Another major question is how pricing rates can be derived for the new definition when there has been no actual experience at all. The former relatively robust rates for care levels can be transferred to the new definition using, for one thing, contingency tables of care levels and care grades. These can be obtained from the studies prior to the reform, during which applicants were assessed simultaneously with regard to the former and the new assessment system. Various adjustments might be necessary, like taking into account the effect of “lifting-over-the-threshold”: When assessing claimants with real benefits resulting from it, a gap in the distribution of the scores at the threshold to the next higher care level can be observed. This means that almost no claimant receives a result close to the next higher care level, but clusters receive a score just over it. Scores close to the next higher care level would only lead to objections and, due to the worsening state of health of almost all care recipients, a reassessment only a short time later would confirm the justification of the higher care level. In a study setting, however, this gap cannot be observed, but will probably occur for care grades as well.
Additionally, assumptions about the number of additional benefit recipients are necessary. These are the people that were not care-dependent with regard to the old system, but will be granted a care grade in the new system. One approach is to estimate the number of those who applied but were rejected in the care level system and those who never claimed but are likely to do so in the care grade system. Since the new system has been in place for over two years, first numbers have been published. Public sickness funds, which account for approximately 94% of care recipients, have stated that by the end of 2017 around 304,000 people will have been granted a care grade, but would not have received benefits in the old system.7
The objective of providing more appropriate care grading through the LTC reform appears to have been achieved. In future, people with cognitive and mental health problems will be shown the same recognition for their limitations as people with purely physical impediments. Resource orientation and a focus on the degree of independence replace deficit orientation and the focus on the length of time required for care.
The design of the new care definition and assessment may serve as an inspiration for public LTC schemes elsewhere, be it for schemes to be newly introduced or existing ones to be adjusted.

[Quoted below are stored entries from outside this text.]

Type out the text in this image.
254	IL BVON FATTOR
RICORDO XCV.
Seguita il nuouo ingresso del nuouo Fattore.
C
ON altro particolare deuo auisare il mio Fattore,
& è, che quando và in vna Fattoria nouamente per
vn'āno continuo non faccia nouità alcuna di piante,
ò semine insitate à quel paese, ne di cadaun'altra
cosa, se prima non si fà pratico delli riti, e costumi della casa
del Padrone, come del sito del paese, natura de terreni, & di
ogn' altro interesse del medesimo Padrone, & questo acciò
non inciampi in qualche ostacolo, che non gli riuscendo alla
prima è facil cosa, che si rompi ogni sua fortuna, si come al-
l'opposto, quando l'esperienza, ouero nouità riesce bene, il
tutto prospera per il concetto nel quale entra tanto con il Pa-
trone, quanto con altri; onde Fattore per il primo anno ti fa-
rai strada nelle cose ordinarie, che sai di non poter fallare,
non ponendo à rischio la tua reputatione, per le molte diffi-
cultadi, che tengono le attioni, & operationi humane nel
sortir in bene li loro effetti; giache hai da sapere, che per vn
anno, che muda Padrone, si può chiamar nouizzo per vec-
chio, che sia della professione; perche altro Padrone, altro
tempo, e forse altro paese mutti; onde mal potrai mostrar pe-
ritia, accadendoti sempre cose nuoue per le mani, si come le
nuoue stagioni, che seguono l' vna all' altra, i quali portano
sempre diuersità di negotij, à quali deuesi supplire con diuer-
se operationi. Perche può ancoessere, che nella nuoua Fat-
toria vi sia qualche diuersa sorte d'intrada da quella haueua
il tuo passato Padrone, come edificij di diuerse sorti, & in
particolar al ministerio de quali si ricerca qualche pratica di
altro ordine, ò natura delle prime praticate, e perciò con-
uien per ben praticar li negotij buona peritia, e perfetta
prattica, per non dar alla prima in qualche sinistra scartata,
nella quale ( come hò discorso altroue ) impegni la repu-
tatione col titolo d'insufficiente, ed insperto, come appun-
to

Linking the benefit trigger of a private LTC product to the public definition entails a lot of questions that have to be solved in advance in case of a reform. The challenges for the private insurance industry pointed out above may help private insurers in other countries weigh whether to use the local definition in their products or to use an independent benefit trigger like one based on ADLs. The first has the advantage of a high recognition value for the potential policyholders, but the example of Germany shows that dealing with a reform is a complex and effortful task.
Even though many questions had to be clarified for the practical implementation, some German providers of private LTC insurance have already integrated the new definition of “in need of care” into their products. It remains to be seen how the private insurance market will develop in light of the reform. Insurers will have to maintain a balance between comprehensive insurance cover and payable premiums, as private LTC insurance will remain one of the fastest-growing and future-proof products on the German insurance market, not least due to the demographic trend.